Collectif pour mieux vivre

Le collectif De Gaulle-Médéric rassemble les habitants de notre résidence. Né du constat qu'il ne faut pas attendre la fête des voisins pour échanger, ce blog est le relais de nos interrogations, de nos souhaits d'amélioration.

jeudi 3 décembre 2015

Les projectiles de la peur ou le vol des flyers

Hello ! Certains d'entre vous ont découvert l'existence du collectif de Gaulle-Médéric tout récemment, grâce au petit papier qui leur a été adressé.


Tiens, Régine a un petit quelque chose de Mme Paradis, l'ancienne gardienne... 


Mais près de la moitié des voisins destinataires
du flyer ne l'ont pas été !

car un chasseur ou une chasseuse de ces petits papillons les a volés, puis les a  ratatinés entre ses poings rageurs, en a déchiré quelques-uns, tout énervé(e) qu'il/elle était. Et puis, une fois qu'il s'est bien  passé les nerfs dessus, l'anonyme a tout bazardé dans la boîte aux lettres de l'un d'entre nous.  Pas n'importe lequel : 

celle du plus impliqué de tous, 



du plus tenace, 




que nous surnommerons désormais ici Harry, Désiré ou Souleymane, on ne sait pas encore, afin de le protéger.

La boîte aux lettres donc, pleine de flyers mis en pièces.
Quelle surprise de voir revenir toutes ces invitations volées aux voisins, transformées en projectiles.
Quelle expression haineuse et facile !
Quel manque de bravoure !


La boîte aux lettres de pandore, ce soir : surprise !

Certes... mais, le verre, toujours, gardons l'habitude de ne pas le voir à moitié vide.
Regardons mieux, et de plus loin.

A la vue de cette boîte, comment ne pas penser que devons voter dans trois jours ? 

Ceci n'est pas une Marianne.

Les urnes transparentes des dimanches républicains contiennent idéalement la foi et l'espérance que porte le peuple envers ses représentants.

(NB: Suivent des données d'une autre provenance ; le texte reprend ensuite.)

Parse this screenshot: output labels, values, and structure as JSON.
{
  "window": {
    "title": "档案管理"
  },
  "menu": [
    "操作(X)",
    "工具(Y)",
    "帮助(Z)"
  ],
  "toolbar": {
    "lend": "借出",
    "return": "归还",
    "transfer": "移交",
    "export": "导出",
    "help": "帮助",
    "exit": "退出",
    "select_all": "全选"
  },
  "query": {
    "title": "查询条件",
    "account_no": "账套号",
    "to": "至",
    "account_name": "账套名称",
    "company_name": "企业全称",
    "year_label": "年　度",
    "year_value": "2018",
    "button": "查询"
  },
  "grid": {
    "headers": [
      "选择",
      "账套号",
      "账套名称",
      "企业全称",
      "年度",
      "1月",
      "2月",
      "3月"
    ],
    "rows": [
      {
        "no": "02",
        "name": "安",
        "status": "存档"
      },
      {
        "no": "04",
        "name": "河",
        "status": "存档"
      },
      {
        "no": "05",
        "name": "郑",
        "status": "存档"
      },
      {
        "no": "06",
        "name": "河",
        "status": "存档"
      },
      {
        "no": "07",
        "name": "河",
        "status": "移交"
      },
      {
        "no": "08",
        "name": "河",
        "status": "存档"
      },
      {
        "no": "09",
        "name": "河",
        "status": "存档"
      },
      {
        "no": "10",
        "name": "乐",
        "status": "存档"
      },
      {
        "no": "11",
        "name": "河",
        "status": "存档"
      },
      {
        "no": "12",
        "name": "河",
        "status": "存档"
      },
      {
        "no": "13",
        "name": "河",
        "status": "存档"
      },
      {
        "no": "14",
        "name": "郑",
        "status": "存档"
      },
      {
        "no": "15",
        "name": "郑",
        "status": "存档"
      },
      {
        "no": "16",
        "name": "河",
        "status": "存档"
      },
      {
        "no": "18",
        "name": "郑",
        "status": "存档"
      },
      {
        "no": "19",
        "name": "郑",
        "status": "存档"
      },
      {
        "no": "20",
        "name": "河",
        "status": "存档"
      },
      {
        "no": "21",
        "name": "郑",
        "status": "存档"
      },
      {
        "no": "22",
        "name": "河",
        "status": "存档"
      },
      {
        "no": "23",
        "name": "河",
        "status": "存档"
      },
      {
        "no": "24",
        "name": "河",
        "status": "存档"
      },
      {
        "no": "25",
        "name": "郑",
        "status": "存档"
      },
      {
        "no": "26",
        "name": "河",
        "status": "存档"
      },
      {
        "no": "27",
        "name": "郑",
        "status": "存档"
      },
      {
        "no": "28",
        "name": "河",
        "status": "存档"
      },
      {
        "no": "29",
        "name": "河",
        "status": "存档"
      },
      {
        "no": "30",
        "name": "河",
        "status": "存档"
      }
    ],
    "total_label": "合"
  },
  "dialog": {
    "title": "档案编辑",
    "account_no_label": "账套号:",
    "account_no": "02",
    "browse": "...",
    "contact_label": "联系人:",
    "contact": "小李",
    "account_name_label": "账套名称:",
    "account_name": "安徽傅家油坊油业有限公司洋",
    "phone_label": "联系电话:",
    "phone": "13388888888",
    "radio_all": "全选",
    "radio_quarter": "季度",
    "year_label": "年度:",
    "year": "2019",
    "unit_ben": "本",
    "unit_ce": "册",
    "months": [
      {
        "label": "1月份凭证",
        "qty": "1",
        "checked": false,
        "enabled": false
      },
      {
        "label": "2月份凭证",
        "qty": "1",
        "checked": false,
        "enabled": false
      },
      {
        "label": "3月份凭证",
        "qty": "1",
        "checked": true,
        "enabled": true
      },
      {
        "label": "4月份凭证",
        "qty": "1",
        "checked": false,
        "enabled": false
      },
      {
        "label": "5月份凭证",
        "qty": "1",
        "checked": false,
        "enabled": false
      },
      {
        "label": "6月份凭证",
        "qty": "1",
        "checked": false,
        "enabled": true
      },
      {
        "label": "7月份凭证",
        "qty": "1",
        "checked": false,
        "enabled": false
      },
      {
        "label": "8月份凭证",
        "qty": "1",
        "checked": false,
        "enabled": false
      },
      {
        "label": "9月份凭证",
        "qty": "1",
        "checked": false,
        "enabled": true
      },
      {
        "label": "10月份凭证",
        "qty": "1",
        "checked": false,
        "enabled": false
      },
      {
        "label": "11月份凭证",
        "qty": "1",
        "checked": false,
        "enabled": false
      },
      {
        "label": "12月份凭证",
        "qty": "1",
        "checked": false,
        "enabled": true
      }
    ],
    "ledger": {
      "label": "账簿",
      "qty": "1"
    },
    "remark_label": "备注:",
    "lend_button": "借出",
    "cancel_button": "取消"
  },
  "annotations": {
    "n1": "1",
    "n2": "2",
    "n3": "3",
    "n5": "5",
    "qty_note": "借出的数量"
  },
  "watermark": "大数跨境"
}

Alors oui, petit chasseur de papillons, en agissant ainsi, tu montres toute ta peur, et ainsi, toute la force de notre collectif : regarde bien l'urne que tu as catapultée, tu l'as remplie de tous nos petits bulletins, tu as choisi, à deux jours de voter pour les intérêts de la France, de nous reconnaître "collectif  de Gaulle-Méderic" plus utile et plus fort que jamais. 

Merci











mardi 1 décembre 2015

Non, Michèle ne sera pas la dame-pipi de HDS Habitat

Dans la nuit du 30 novembre au 1er décembre, on a éclaboussé d'urine la voiture de Michèle.

Encore une fois ! Une fois de trop !

Révoltant à souhait... de n'avoir aucune réaction de la part de HDS Habitat.





C'est cru, mais c'est pas faux. 
Maintenant, nous, le collectif de Gaulle-Médéric, on en a assez 
de voir notre résidence négligée, mal aimée à ce point. 

Jamais nous ne nous y habituerons.


Il faut dire aussi qu'il y a un an encore, 
M. Douzi, l'homme de service de notre résidence, 
était contraint à uriner dans une bouteille.
Aussi étonnant que cela semble, Il n'y avait en effet aucune pissotière accessible 
pour l'employé de HDS Habitat.

Souvent à l'heure du déjeuner, notre homme mangeait une part de pizza ou un sandwich dans la rue Médéric, appuyé contre un muret, à l'ombre d'un magnolia, aux beaux jours, ou bien se calfeutrait dans les escaliers de nos étages, par sale temps. Discret. Silencieux et souriant toujours à qui le croisait.

"Frère égyptien, vous n'avez sans doute rien oublié de vos promesses et du regard plein d'espérance de ceux qui vous ont vu partir pour avoir accepté ces conditions de travail".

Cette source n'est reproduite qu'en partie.